Difficile capire come si possa buttare al vento l’occasione di fare un film su un tema ricco di spunti come la possessione diabolica, che certo non può lasciare indifferente pubblico e critica. Ma L’altra faccia del diavolo – titolo originale The Devil inside, distribuito in Italia da Universal Pictures – è riuscito nell’impresa di coniugare i difetti del classico dejà vù (vedi L’esorcista) con un’incomprensibile mancanza di idee nello sviluppo dell’esile trama, per non parlare di un finale rischioso che dovrebbe scioccare lo spettatore e invece lo priva del piacere di vedere come andava a svilupparsi una certa situazione di crisi ormai giunta al climax.

Innanzi tutto va detto che l’idea di presentare il film in forma di finto documentario non funziona, perché lo svilisce, fino a renderlo una sorta di involontario “Grande Fratello” che non fa tremare i polsi come ci si aspetterebbe da un horror degno di questo nome.

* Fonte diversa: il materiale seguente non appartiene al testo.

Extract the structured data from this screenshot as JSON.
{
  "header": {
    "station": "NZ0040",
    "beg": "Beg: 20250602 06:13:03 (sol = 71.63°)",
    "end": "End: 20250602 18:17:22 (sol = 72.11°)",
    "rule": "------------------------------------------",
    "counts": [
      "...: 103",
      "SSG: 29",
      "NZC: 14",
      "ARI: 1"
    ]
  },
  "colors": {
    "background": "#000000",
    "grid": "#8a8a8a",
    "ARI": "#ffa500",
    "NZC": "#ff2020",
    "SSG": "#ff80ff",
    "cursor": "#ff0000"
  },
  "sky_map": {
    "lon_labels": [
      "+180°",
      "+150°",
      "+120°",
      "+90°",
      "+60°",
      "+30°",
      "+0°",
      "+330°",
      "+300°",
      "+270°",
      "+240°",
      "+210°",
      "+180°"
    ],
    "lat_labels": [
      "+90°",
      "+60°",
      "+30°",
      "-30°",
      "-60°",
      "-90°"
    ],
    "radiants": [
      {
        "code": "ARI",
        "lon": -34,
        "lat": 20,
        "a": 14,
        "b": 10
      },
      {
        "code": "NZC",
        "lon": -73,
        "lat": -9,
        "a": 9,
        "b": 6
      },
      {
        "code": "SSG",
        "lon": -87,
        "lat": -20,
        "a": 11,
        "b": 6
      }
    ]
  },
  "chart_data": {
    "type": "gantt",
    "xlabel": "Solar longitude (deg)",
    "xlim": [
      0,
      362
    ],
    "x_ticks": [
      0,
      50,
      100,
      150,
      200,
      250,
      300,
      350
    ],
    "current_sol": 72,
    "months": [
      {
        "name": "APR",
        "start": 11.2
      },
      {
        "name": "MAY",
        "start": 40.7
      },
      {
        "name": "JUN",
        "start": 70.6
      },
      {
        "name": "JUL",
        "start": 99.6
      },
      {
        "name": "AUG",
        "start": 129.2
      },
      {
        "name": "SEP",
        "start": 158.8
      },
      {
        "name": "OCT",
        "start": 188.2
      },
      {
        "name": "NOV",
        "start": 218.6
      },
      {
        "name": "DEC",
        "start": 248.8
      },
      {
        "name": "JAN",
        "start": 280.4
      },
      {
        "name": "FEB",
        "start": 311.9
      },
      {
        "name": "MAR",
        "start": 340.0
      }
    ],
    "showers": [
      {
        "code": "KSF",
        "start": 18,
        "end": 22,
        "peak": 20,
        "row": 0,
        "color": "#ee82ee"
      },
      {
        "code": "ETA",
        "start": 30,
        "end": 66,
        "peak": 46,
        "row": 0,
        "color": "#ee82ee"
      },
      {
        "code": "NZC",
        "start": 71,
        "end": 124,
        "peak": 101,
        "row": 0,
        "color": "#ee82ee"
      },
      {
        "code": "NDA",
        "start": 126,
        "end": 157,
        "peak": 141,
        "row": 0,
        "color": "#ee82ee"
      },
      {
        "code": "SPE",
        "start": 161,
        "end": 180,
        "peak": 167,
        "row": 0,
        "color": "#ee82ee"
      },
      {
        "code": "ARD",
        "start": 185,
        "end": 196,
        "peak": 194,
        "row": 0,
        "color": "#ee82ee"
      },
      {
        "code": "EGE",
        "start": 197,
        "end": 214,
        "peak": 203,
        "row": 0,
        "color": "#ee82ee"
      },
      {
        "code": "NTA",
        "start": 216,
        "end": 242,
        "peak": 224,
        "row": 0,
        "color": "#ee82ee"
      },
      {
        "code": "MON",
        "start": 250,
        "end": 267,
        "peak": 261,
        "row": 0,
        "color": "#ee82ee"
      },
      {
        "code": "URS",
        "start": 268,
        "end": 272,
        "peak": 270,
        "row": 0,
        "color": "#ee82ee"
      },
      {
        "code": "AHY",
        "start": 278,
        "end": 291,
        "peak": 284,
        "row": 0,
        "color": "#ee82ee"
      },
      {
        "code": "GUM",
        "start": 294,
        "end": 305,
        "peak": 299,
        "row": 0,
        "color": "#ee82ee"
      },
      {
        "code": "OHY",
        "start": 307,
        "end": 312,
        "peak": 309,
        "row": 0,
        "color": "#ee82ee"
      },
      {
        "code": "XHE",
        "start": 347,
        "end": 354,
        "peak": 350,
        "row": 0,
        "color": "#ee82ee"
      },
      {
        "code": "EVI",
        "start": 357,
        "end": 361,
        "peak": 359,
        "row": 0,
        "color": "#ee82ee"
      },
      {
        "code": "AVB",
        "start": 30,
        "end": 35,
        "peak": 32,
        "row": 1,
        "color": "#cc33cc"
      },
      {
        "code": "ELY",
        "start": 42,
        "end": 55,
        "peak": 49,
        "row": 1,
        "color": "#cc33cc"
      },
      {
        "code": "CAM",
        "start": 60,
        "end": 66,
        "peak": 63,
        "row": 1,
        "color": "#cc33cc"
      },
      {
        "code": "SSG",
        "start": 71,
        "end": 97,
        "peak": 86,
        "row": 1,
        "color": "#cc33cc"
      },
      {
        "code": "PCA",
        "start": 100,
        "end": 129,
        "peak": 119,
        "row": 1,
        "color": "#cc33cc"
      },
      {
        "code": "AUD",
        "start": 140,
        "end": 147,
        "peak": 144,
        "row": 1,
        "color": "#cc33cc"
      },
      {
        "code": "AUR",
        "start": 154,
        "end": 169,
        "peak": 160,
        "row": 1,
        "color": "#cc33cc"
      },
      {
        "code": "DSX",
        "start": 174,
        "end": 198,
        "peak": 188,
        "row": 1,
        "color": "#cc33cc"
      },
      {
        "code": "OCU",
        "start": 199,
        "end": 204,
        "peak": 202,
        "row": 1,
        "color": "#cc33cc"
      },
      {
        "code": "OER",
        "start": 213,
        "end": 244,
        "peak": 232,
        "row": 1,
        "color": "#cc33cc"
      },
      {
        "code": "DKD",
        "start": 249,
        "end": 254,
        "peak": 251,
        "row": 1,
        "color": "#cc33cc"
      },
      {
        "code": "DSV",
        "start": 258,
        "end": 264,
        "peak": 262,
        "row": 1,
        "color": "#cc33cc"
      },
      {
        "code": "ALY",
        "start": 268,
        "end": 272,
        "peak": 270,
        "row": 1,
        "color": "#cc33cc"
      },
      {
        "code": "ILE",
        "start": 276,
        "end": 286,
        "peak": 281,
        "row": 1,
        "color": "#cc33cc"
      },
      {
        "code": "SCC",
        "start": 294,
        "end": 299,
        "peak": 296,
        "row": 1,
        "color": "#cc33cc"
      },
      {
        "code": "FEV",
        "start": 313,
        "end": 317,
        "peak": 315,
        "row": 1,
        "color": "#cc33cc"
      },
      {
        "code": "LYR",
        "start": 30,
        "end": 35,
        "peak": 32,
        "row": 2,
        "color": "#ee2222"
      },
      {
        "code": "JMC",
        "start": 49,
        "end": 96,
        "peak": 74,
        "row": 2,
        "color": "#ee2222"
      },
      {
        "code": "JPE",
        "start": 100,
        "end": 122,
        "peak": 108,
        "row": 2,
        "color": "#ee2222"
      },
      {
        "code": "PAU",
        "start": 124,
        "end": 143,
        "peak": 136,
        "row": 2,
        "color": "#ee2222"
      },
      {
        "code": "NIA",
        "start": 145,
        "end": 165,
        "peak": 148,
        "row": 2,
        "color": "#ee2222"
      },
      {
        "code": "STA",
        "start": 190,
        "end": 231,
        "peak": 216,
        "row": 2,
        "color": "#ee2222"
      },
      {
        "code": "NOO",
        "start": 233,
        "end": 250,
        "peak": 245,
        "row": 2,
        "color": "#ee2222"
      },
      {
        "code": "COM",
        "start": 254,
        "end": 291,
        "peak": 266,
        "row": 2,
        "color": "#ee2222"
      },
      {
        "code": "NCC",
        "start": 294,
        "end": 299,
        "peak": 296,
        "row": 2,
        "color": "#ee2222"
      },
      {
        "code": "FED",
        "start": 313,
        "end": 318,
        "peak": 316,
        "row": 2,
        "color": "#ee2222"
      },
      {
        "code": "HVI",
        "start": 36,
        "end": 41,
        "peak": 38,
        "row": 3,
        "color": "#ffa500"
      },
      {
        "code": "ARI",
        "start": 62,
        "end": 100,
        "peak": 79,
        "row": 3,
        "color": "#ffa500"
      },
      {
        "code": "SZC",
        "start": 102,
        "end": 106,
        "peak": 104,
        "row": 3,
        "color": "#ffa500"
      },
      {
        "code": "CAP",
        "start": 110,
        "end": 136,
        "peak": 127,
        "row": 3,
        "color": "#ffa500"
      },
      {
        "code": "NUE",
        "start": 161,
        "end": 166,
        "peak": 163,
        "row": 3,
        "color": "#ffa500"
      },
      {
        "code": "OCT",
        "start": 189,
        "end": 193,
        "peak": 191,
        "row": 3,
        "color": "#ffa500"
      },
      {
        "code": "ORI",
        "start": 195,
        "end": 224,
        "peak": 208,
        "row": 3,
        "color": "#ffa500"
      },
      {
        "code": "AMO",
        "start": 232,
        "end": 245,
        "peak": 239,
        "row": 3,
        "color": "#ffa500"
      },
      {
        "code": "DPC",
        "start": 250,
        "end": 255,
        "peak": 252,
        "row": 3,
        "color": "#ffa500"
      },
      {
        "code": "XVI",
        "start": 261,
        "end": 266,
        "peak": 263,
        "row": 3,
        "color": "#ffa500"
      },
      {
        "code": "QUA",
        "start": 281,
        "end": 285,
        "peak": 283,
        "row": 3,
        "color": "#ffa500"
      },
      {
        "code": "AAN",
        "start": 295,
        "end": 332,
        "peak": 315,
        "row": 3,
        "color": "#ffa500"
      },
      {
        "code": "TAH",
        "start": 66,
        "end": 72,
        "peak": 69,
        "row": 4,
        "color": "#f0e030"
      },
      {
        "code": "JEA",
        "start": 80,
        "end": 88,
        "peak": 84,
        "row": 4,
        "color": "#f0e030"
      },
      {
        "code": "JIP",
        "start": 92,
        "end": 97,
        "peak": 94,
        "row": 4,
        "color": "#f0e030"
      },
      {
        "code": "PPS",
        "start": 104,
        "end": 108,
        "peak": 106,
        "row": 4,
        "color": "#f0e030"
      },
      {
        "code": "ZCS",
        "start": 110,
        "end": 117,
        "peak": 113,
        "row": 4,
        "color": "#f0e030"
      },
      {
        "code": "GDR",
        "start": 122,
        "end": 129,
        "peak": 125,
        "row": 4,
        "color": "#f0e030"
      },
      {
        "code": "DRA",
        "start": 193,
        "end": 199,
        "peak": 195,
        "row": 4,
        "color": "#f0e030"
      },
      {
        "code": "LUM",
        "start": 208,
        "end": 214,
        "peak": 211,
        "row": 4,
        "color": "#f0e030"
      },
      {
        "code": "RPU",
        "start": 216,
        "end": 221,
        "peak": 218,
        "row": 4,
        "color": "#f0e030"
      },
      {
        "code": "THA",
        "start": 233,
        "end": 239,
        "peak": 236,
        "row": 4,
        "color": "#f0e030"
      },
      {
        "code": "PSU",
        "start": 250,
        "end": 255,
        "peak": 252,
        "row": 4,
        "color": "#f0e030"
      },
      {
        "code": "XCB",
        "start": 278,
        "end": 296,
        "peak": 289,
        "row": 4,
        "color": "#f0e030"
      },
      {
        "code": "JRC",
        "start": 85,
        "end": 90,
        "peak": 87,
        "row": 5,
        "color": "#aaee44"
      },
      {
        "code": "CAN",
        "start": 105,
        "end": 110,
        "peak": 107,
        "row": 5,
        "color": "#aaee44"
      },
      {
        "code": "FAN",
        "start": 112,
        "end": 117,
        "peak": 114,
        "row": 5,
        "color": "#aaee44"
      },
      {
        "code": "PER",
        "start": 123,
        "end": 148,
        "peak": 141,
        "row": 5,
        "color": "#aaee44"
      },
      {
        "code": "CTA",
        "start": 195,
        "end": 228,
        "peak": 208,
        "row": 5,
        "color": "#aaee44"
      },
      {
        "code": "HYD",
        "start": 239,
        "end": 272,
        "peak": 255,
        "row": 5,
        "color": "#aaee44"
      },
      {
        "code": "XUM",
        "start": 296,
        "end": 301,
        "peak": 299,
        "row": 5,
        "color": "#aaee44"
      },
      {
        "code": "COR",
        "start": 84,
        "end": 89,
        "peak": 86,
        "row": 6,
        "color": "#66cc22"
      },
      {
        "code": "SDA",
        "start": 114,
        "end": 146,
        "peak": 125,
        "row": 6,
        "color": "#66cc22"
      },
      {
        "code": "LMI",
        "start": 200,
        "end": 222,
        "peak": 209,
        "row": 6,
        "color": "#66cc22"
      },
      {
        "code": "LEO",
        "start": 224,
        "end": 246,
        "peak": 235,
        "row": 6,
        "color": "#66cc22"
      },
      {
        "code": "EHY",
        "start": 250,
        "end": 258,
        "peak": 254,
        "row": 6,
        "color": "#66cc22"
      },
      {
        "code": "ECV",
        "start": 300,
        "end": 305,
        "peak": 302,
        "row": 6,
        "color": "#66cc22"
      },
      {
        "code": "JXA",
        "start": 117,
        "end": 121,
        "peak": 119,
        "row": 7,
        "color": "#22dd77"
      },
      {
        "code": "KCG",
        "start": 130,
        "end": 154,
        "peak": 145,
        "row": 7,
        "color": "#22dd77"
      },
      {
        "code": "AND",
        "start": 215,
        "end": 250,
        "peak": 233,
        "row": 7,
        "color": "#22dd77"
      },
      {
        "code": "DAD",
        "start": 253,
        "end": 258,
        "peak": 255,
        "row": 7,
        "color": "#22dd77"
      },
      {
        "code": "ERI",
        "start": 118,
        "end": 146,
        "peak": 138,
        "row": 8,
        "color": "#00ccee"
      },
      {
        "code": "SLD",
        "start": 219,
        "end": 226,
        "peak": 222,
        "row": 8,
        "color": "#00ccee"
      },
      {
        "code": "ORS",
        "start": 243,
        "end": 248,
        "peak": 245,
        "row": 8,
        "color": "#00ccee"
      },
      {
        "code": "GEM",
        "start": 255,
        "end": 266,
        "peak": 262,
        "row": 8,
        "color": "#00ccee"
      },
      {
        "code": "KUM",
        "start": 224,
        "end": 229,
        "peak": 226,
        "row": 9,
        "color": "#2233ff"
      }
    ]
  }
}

Pur non brillando, gli attori (i vari Evan Helmuth, Simon Quarterman, Ionut Grama, Bonnie Morgan) se la cavano, ma tirando le somme svolgono il loro onesto compitino senza superare la sufficienza, restano insomma troppo piatti, come si suol dire, perché il talento è quello che è – cioè poco – e i dialoghi non brillano di originalità nel caratterizzarne il loro temperamento.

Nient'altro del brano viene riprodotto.